Unfortunately, she now has her baby and, along with that, she has the ‘promise' of a greater, eternal spiritual security that you cannot provide. She has an ideal lover who she can turn on and off with her thoughts. You, a real person, have needs, while "god" only has needs when the believer remembers them. How convenient, to only have to care or compromise for someone when it suits you!

You can never compete with the imaginary friend, the perfect lover upon whom she can project her Krishna fantasies, her cosmic father-figure emotions and self-hypnotise with affirmations of an eternal ego.

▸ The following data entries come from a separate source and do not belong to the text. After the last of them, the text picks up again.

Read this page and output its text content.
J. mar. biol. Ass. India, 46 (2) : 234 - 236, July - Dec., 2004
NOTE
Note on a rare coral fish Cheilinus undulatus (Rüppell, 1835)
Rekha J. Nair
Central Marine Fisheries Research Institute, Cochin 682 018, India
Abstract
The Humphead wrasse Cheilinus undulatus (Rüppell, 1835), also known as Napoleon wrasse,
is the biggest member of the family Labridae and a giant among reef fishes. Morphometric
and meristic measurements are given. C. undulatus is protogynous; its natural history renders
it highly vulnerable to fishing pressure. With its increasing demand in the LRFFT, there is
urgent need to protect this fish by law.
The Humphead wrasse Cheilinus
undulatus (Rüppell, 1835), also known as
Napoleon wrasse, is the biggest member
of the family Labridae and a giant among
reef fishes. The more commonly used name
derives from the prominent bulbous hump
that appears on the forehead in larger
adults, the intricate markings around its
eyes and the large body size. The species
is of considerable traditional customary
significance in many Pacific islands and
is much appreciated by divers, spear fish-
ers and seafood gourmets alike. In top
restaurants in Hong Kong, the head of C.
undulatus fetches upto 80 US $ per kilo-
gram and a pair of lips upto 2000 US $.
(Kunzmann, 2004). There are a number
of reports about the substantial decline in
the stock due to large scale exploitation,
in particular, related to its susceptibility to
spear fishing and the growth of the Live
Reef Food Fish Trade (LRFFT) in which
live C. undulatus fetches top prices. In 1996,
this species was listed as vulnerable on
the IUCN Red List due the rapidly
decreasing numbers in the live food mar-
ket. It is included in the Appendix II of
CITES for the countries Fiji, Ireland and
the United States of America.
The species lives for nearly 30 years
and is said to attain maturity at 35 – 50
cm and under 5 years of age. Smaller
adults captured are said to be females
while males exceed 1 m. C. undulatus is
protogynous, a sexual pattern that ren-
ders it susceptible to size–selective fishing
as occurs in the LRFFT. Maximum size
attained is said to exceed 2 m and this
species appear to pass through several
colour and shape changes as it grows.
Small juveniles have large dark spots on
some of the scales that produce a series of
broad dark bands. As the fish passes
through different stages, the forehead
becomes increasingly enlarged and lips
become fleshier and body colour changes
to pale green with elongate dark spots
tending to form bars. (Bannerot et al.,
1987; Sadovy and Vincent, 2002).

If she has shown no signs of love for you nor regard for you in recent times, the BKs have her.

Best you move on, it's over. If you spend time trying to win her back, you will be only anguishing yourself and wasting energy and time. You can’t be better than her ideal ”husband”. She broke the marriage vow - get her to be honest about it, agree to separate, make acceptable terms for child access and get on with life positively.

PS, I agree fully with ex-l’s advice. You should take note, and get your own legal advice. It will end up being cheaper in the long run, emotionally and financially, doing it as quickly and as cleanly as you can.